ProxyPass /REFpath balancer://Cluster_Name
ProxyPassReverse /REFpath balancer://Cluster_Name

<Proxy balancer://Cluster_Name>
   BalancerMember ajp://HOSTNAME:8009/REFpath route=jvm1  timeout=600 min=10 max=100 ttl=60 retry=120 connectiontimeout=10
   BalancerMember ajp://HOSTNAME:8009/REFpath route=jvm2  timeout=600 min=10 max=100 ttl=60 retry=120 connectiontimeout=10
   BalancerMember ajp://HOSTNAME:8009/REFpath route=jvm3  timeout=600 min=10 max=100 ttl=60 retry=120 connectiontimeout=10
   BalancerMember ajp://HOSTNAME:8009/REFpath route=jvm4  timeout=600 min=10 max=100 ttl=60 retry=120 connectiontimeout=10
   ProxySet lbmethod=byrequests
   ProxySet stickysession=JSESSIONID|jsessionid
   ProxySet nofailover=On
</Proxy

Note that the BalancerMember lines point to the ports and jvmRoutes configured above.  This sets up a load balancer that dispatches web requests to multiple Tomcat installations. When one of the Tomcat instance gets shutdown, requests will be served by the other one that is still up. As a result, user does not experience downtime when one of the Tomcat instances is taken down for maintenance or application redeployment.

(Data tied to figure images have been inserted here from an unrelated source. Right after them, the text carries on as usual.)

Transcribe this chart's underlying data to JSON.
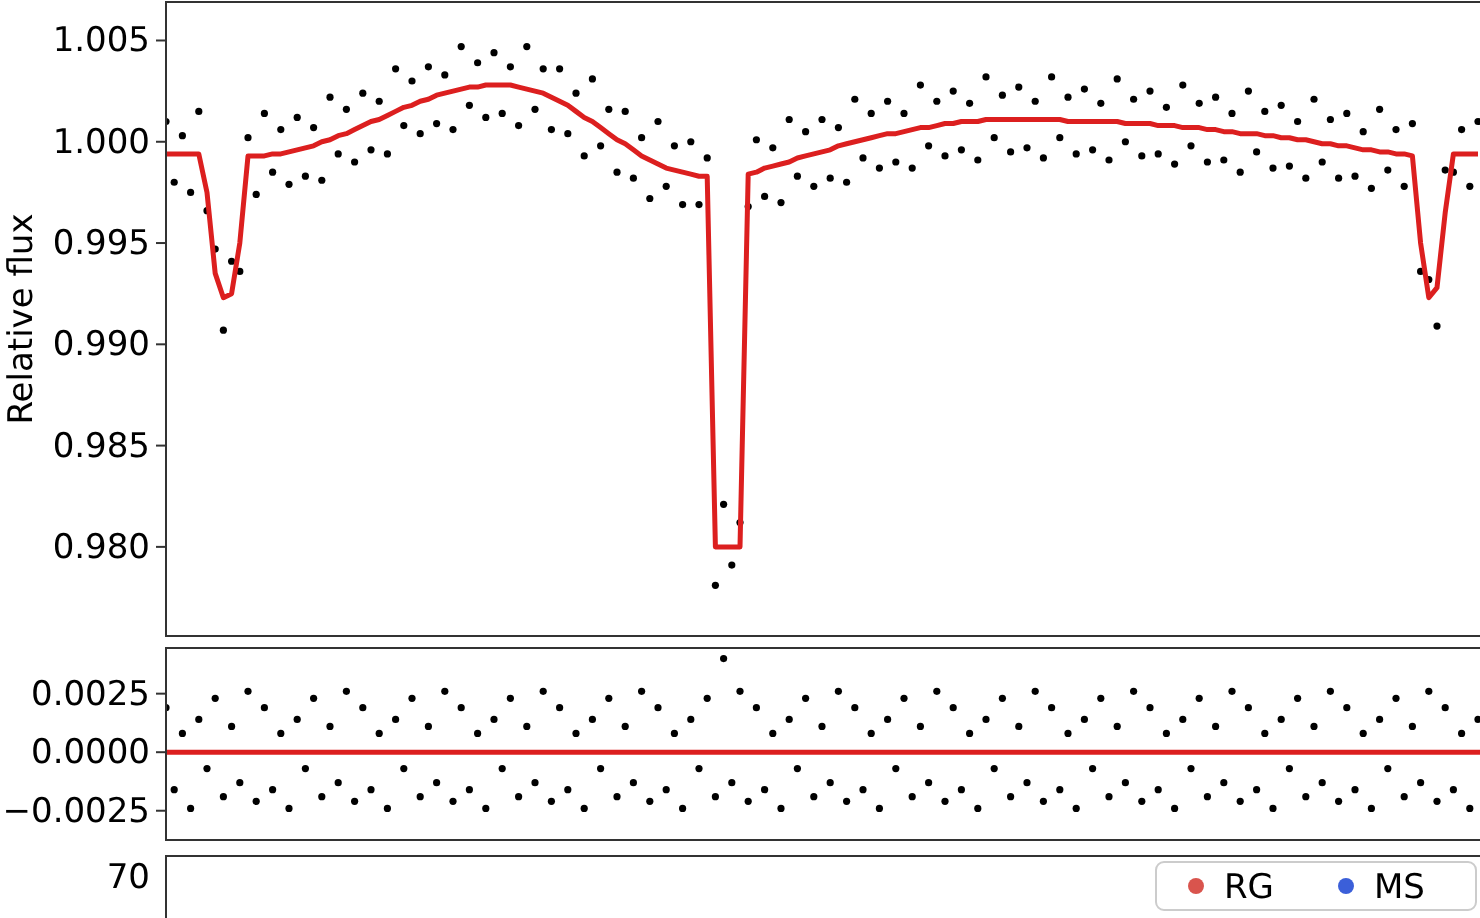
{
  "chart_data": [
    {
      "type": "scatter",
      "ylabel": "Relative flux",
      "tick_labels": "y",
      "categories": [
        null,
        null,
        null,
        null,
        null,
        null,
        null,
        null,
        null,
        null,
        null,
        null,
        null,
        null,
        null,
        null,
        null,
        null,
        null,
        null,
        null,
        null,
        null,
        null,
        null,
        null,
        null,
        null,
        null,
        null,
        null,
        null,
        null,
        null,
        null,
        null,
        null,
        null,
        null,
        null,
        null,
        null,
        null,
        null,
        null,
        null,
        null,
        null,
        null,
        null,
        null,
        null,
        null,
        null,
        null,
        null,
        null,
        null,
        null,
        null,
        null,
        null,
        null,
        null,
        null,
        null,
        null,
        null,
        null,
        null,
        null,
        null,
        null,
        null,
        null,
        null,
        null,
        null,
        null,
        null,
        null,
        null,
        null,
        null,
        null,
        null,
        null,
        null,
        null,
        null,
        null,
        null,
        null,
        null,
        null,
        null,
        null,
        null,
        null,
        null,
        null,
        null,
        null,
        null,
        null,
        null,
        null,
        null,
        null,
        null,
        null,
        null,
        null,
        null,
        null,
        null,
        null,
        null,
        null,
        null,
        null,
        null,
        null,
        null,
        null,
        null,
        null,
        null,
        null,
        null,
        null,
        null,
        null,
        null,
        null,
        null,
        null,
        null,
        null,
        null,
        null,
        null,
        null,
        null,
        null,
        null,
        null,
        null,
        null,
        null,
        null,
        null,
        null,
        null,
        null,
        null,
        null,
        null,
        null,
        null,
        null
      ],
      "ylim": [
        0.9756,
        1.0069
      ],
      "yticks": [
        {
          "value": 0.98,
          "label": "0.980"
        },
        {
          "value": 0.985,
          "label": "0.985"
        },
        {
          "value": 0.99,
          "label": "0.990"
        },
        {
          "value": 0.995,
          "label": "0.995"
        },
        {
          "value": 1,
          "label": "1.000"
        },
        {
          "value": 1.005,
          "label": "1.005"
        }
      ],
      "series": [
        {
          "color": "#000000",
          "values": [
            1.001,
            0.998,
            1.0003,
            0.9975,
            1.0015,
            0.9966,
            0.9947,
            0.9907,
            0.9941,
            0.9936,
            1.0002,
            0.9974,
            1.0014,
            0.9985,
            1.0006,
            0.9979,
            1.0012,
            0.9983,
            1.0007,
            0.9981,
            1.0022,
            0.9994,
            1.0016,
            0.999,
            1.0024,
            0.9996,
            1.002,
            0.9994,
            1.0036,
            1.0008,
            1.003,
            1.0004,
            1.0037,
            1.0009,
            1.0033,
            1.0006,
            1.0047,
            1.0018,
            1.0039,
            1.0012,
            1.0044,
            1.0014,
            1.0037,
            1.0008,
            1.0047,
            1.0016,
            1.0036,
            1.0006,
            1.0036,
            1.0004,
            1.0024,
            0.9993,
            1.0031,
            0.9998,
            1.0016,
            0.9985,
            1.0015,
            0.9982,
            1.0002,
            0.9972,
            1.001,
            0.9978,
            0.9998,
            0.9969,
            1.0,
            0.9969,
            0.9992,
            0.9781,
            0.9821,
            0.9791,
            0.9812,
            0.9968,
            1.0001,
            0.9973,
            0.9997,
            0.997,
            1.0011,
            0.9983,
            1.0005,
            0.9978,
            1.0011,
            0.9982,
            1.0007,
            0.998,
            1.0021,
            0.9992,
            1.0014,
            0.9987,
            1.002,
            0.999,
            1.0014,
            0.9987,
            1.0028,
            0.9998,
            1.002,
            0.9993,
            1.0025,
            0.9996,
            1.0019,
            0.9991,
            1.0032,
            1.0002,
            1.0023,
            0.9995,
            1.0027,
            0.9997,
            1.002,
            0.9992,
            1.0032,
            1.0002,
            1.0022,
            0.9994,
            1.0026,
            0.9996,
            1.0019,
            0.9991,
            1.0031,
            1.0,
            1.0021,
            0.9993,
            1.0025,
            0.9994,
            1.0017,
            0.9989,
            1.0028,
            0.9998,
            1.0019,
            0.999,
            1.0022,
            0.9991,
            1.0014,
            0.9985,
            1.0025,
            0.9995,
            1.0015,
            0.9987,
            1.0018,
            0.9988,
            1.001,
            0.9982,
            1.0021,
            0.999,
            1.0011,
            0.9982,
            1.0014,
            0.9983,
            1.0005,
            0.9977,
            1.0016,
            0.9986,
            1.0006,
            0.9978,
            1.0009,
            0.9936,
            0.9932,
            0.9909,
            0.9986,
            0.9985,
            1.0006,
            0.9978,
            1.001
          ]
        },
        {
          "type": "line",
          "color": "#dc1f1f",
          "values": [
            0.9994,
            0.9994,
            0.9994,
            0.9994,
            0.9994,
            0.9975,
            0.9935,
            0.9923,
            0.9925,
            0.995,
            0.9993,
            0.9993,
            0.9993,
            0.9994,
            0.9994,
            0.9995,
            0.9996,
            0.9997,
            0.9998,
            1.0,
            1.0001,
            1.0003,
            1.0004,
            1.0006,
            1.0008,
            1.001,
            1.0011,
            1.0013,
            1.0015,
            1.0017,
            1.0018,
            1.002,
            1.0021,
            1.0023,
            1.0024,
            1.0025,
            1.0026,
            1.0027,
            1.0027,
            1.0028,
            1.0028,
            1.0028,
            1.0028,
            1.0027,
            1.0026,
            1.0025,
            1.0024,
            1.0022,
            1.002,
            1.0018,
            1.0015,
            1.0012,
            1.001,
            1.0007,
            1.0004,
            1.0001,
            0.9999,
            0.9996,
            0.9993,
            0.9991,
            0.9989,
            0.9987,
            0.9986,
            0.9985,
            0.9984,
            0.9983,
            0.9983,
            0.98,
            0.98,
            0.98,
            0.98,
            0.9984,
            0.9985,
            0.9987,
            0.9988,
            0.9989,
            0.999,
            0.9992,
            0.9993,
            0.9994,
            0.9995,
            0.9996,
            0.9998,
            0.9999,
            1.0,
            1.0001,
            1.0002,
            1.0003,
            1.0004,
            1.0004,
            1.0005,
            1.0006,
            1.0007,
            1.0007,
            1.0008,
            1.0009,
            1.0009,
            1.001,
            1.001,
            1.001,
            1.0011,
            1.0011,
            1.0011,
            1.0011,
            1.0011,
            1.0011,
            1.0011,
            1.0011,
            1.0011,
            1.0011,
            1.001,
            1.001,
            1.001,
            1.001,
            1.001,
            1.001,
            1.001,
            1.0009,
            1.0009,
            1.0009,
            1.0009,
            1.0008,
            1.0008,
            1.0008,
            1.0007,
            1.0007,
            1.0007,
            1.0006,
            1.0006,
            1.0005,
            1.0005,
            1.0004,
            1.0004,
            1.0004,
            1.0003,
            1.0003,
            1.0002,
            1.0002,
            1.0001,
            1.0001,
            1.0,
            0.9999,
            0.9999,
            0.9998,
            0.9998,
            0.9997,
            0.9996,
            0.9996,
            0.9995,
            0.9995,
            0.9994,
            0.9994,
            0.9993,
            0.995,
            0.9923,
            0.9928,
            0.9965,
            0.9994,
            0.9994,
            0.9994,
            0.9994
          ]
        }
      ]
    },
    {
      "type": "scatter",
      "tick_labels": "y",
      "categories": [
        null,
        null,
        null,
        null,
        null,
        null,
        null,
        null,
        null,
        null,
        null,
        null,
        null,
        null,
        null,
        null,
        null,
        null,
        null,
        null,
        null,
        null,
        null,
        null,
        null,
        null,
        null,
        null,
        null,
        null,
        null,
        null,
        null,
        null,
        null,
        null,
        null,
        null,
        null,
        null,
        null,
        null,
        null,
        null,
        null,
        null,
        null,
        null,
        null,
        null,
        null,
        null,
        null,
        null,
        null,
        null,
        null,
        null,
        null,
        null,
        null,
        null,
        null,
        null,
        null,
        null,
        null,
        null,
        null,
        null,
        null,
        null,
        null,
        null,
        null,
        null,
        null,
        null,
        null,
        null,
        null,
        null,
        null,
        null,
        null,
        null,
        null,
        null,
        null,
        null,
        null,
        null,
        null,
        null,
        null,
        null,
        null,
        null,
        null,
        null,
        null,
        null,
        null,
        null,
        null,
        null,
        null,
        null,
        null,
        null,
        null,
        null,
        null,
        null,
        null,
        null,
        null,
        null,
        null,
        null,
        null,
        null,
        null,
        null,
        null,
        null,
        null,
        null,
        null,
        null,
        null,
        null,
        null,
        null,
        null,
        null,
        null,
        null,
        null,
        null,
        null,
        null,
        null,
        null,
        null,
        null,
        null,
        null,
        null,
        null,
        null,
        null,
        null,
        null,
        null,
        null,
        null,
        null,
        null,
        null,
        null
      ],
      "ylim": [
        -0.00375,
        0.00445
      ],
      "yticks": [
        {
          "value": -0.0025,
          "label": "−0.0025"
        },
        {
          "value": 0,
          "label": "0.0000"
        },
        {
          "value": 0.0025,
          "label": "0.0025"
        }
      ],
      "ref_lines": [
        {
          "axis": "y",
          "value": 0,
          "color": "#dc1f1f"
        }
      ],
      "series": [
        {
          "color": "#000000",
          "values": [
            0.0019,
            -0.0016,
            0.0008,
            -0.0024,
            0.0014,
            -0.0007,
            0.0023,
            -0.0019,
            0.0011,
            -0.0013,
            0.0026,
            -0.0021,
            0.0019,
            -0.0016,
            0.0008,
            -0.0024,
            0.0014,
            -0.0007,
            0.0023,
            -0.0019,
            0.0011,
            -0.0013,
            0.0026,
            -0.0021,
            0.0019,
            -0.0016,
            0.0008,
            -0.0024,
            0.0014,
            -0.0007,
            0.0023,
            -0.0019,
            0.0011,
            -0.0013,
            0.0026,
            -0.0021,
            0.0019,
            -0.0016,
            0.0008,
            -0.0024,
            0.0014,
            -0.0007,
            0.0023,
            -0.0019,
            0.0011,
            -0.0013,
            0.0026,
            -0.0021,
            0.0019,
            -0.0016,
            0.0008,
            -0.0024,
            0.0014,
            -0.0007,
            0.0023,
            -0.0019,
            0.0011,
            -0.0013,
            0.0026,
            -0.0021,
            0.0019,
            -0.0016,
            0.0008,
            -0.0024,
            0.0014,
            -0.0007,
            0.0023,
            -0.0019,
            0.004,
            -0.0013,
            0.0026,
            -0.0021,
            0.0019,
            -0.0016,
            0.0008,
            -0.0024,
            0.0014,
            -0.0007,
            0.0023,
            -0.0019,
            0.0011,
            -0.0013,
            0.0026,
            -0.0021,
            0.0019,
            -0.0016,
            0.0008,
            -0.0024,
            0.0014,
            -0.0007,
            0.0023,
            -0.0019,
            0.0011,
            -0.0013,
            0.0026,
            -0.0021,
            0.0019,
            -0.0016,
            0.0008,
            -0.0024,
            0.0014,
            -0.0007,
            0.0023,
            -0.0019,
            0.0011,
            -0.0013,
            0.0026,
            -0.0021,
            0.0019,
            -0.0016,
            0.0008,
            -0.0024,
            0.0014,
            -0.0007,
            0.0023,
            -0.0019,
            0.0011,
            -0.0013,
            0.0026,
            -0.0021,
            0.0019,
            -0.0016,
            0.0008,
            -0.0024,
            0.0014,
            -0.0007,
            0.0023,
            -0.0019,
            0.0011,
            -0.0013,
            0.0026,
            -0.0021,
            0.0019,
            -0.0016,
            0.0008,
            -0.0024,
            0.0014,
            -0.0007,
            0.0023,
            -0.0019,
            0.0011,
            -0.0013,
            0.0026,
            -0.0021,
            0.0019,
            -0.0016,
            0.0008,
            -0.0024,
            0.0014,
            -0.0007,
            0.0023,
            -0.0019,
            0.0011,
            -0.0013,
            0.0026,
            -0.0021,
            0.0019,
            -0.0016,
            0.0008,
            -0.0024,
            0.0014
          ]
        }
      ]
    },
    {
      "type": "other",
      "legend": "top right",
      "categories": [
        null,
        null,
        null,
        null,
        null,
        null,
        null,
        null,
        null,
        null,
        null,
        null,
        null,
        null,
        null,
        null,
        null,
        null,
        null,
        null,
        null,
        null,
        null,
        null,
        null,
        null,
        null,
        null,
        null,
        null,
        null,
        null,
        null,
        null,
        null,
        null,
        null,
        null,
        null,
        null,
        null,
        null,
        null,
        null,
        null,
        null,
        null,
        null,
        null,
        null,
        null,
        null,
        null,
        null,
        null,
        null,
        null,
        null,
        null,
        null,
        null,
        null,
        null,
        null,
        null,
        null,
        null,
        null,
        null,
        null,
        null,
        null,
        null,
        null,
        null,
        null,
        null,
        null,
        null,
        null,
        null,
        null,
        null,
        null,
        null,
        null,
        null,
        null,
        null,
        null,
        null,
        null,
        null,
        null,
        null,
        null,
        null,
        null,
        null,
        null,
        null,
        null,
        null,
        null,
        null,
        null,
        null,
        null,
        null,
        null,
        null,
        null,
        null,
        null,
        null,
        null,
        null,
        null,
        null,
        null,
        null,
        null,
        null,
        null,
        null,
        null,
        null,
        null,
        null,
        null,
        null,
        null,
        null,
        null,
        null,
        null,
        null,
        null,
        null,
        null,
        null,
        null,
        null,
        null,
        null,
        null,
        null,
        null,
        null,
        null,
        null,
        null,
        null,
        null,
        null,
        null,
        null,
        null,
        null,
        null,
        null
      ],
      "annotations": [
        "70"
      ],
      "series": [
        {
          "name": "RG",
          "color": "#d9544d",
          "values": [
            null,
            null,
            null,
            null,
            null,
            null,
            null,
            null,
            null,
            null,
            null,
            null,
            null,
            null,
            null,
            null,
            null,
            null,
            null,
            null,
            null,
            null,
            null,
            null,
            null,
            null,
            null,
            null,
            null,
            null,
            null,
            null,
            null,
            null,
            null,
            null,
            null,
            null,
            null,
            null,
            null,
            null,
            null,
            null,
            null,
            null,
            null,
            null,
            null,
            null,
            null,
            null,
            null,
            null,
            null,
            null,
            null,
            null,
            null,
            null,
            null,
            null,
            null,
            null,
            null,
            null,
            null,
            null,
            null,
            null,
            null,
            null,
            null,
            null,
            null,
            null,
            null,
            null,
            null,
            null,
            null,
            null,
            null,
            null,
            null,
            null,
            null,
            null,
            null,
            null,
            null,
            null,
            null,
            null,
            null,
            null,
            null,
            null,
            null,
            null,
            null,
            null,
            null,
            null,
            null,
            null,
            null,
            null,
            null,
            null,
            null,
            null,
            null,
            null,
            null,
            null,
            null,
            null,
            null,
            null,
            null,
            null,
            null,
            null,
            null,
            null,
            null,
            null,
            null,
            null,
            null,
            null,
            null,
            null,
            null,
            null,
            null,
            null,
            null,
            null,
            null,
            null,
            null,
            null,
            null,
            null,
            null,
            null,
            null,
            null,
            null,
            null,
            null,
            null,
            null,
            null,
            null,
            null,
            null,
            null,
            null
          ]
        },
        {
          "name": "MS",
          "color": "#3b5fd9",
          "values": [
            null,
            null,
            null,
            null,
            null,
            null,
            null,
            null,
            null,
            null,
            null,
            null,
            null,
            null,
            null,
            null,
            null,
            null,
            null,
            null,
            null,
            null,
            null,
            null,
            null,
            null,
            null,
            null,
            null,
            null,
            null,
            null,
            null,
            null,
            null,
            null,
            null,
            null,
            null,
            null,
            null,
            null,
            null,
            null,
            null,
            null,
            null,
            null,
            null,
            null,
            null,
            null,
            null,
            null,
            null,
            null,
            null,
            null,
            null,
            null,
            null,
            null,
            null,
            null,
            null,
            null,
            null,
            null,
            null,
            null,
            null,
            null,
            null,
            null,
            null,
            null,
            null,
            null,
            null,
            null,
            null,
            null,
            null,
            null,
            null,
            null,
            null,
            null,
            null,
            null,
            null,
            null,
            null,
            null,
            null,
            null,
            null,
            null,
            null,
            null,
            null,
            null,
            null,
            null,
            null,
            null,
            null,
            null,
            null,
            null,
            null,
            null,
            null,
            null,
            null,
            null,
            null,
            null,
            null,
            null,
            null,
            null,
            null,
            null,
            null,
            null,
            null,
            null,
            null,
            null,
            null,
            null,
            null,
            null,
            null,
            null,
            null,
            null,
            null,
            null,
            null,
            null,
            null,
            null,
            null,
            null,
            null,
            null,
            null,
            null,
            null,
            null,
            null,
            null,
            null,
            null,
            null,
            null,
            null,
            null,
            null
          ]
        }
      ]
    }
  ]
}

This step also sets up sticky session. What this means is that, if user begins session with instance 1, she would be served by instance 1 throughout the entire session, unless of course this instance goes down. This can be beneficial in a clustered environment, as application servers can use session data stored locally without contacting a remote memcached.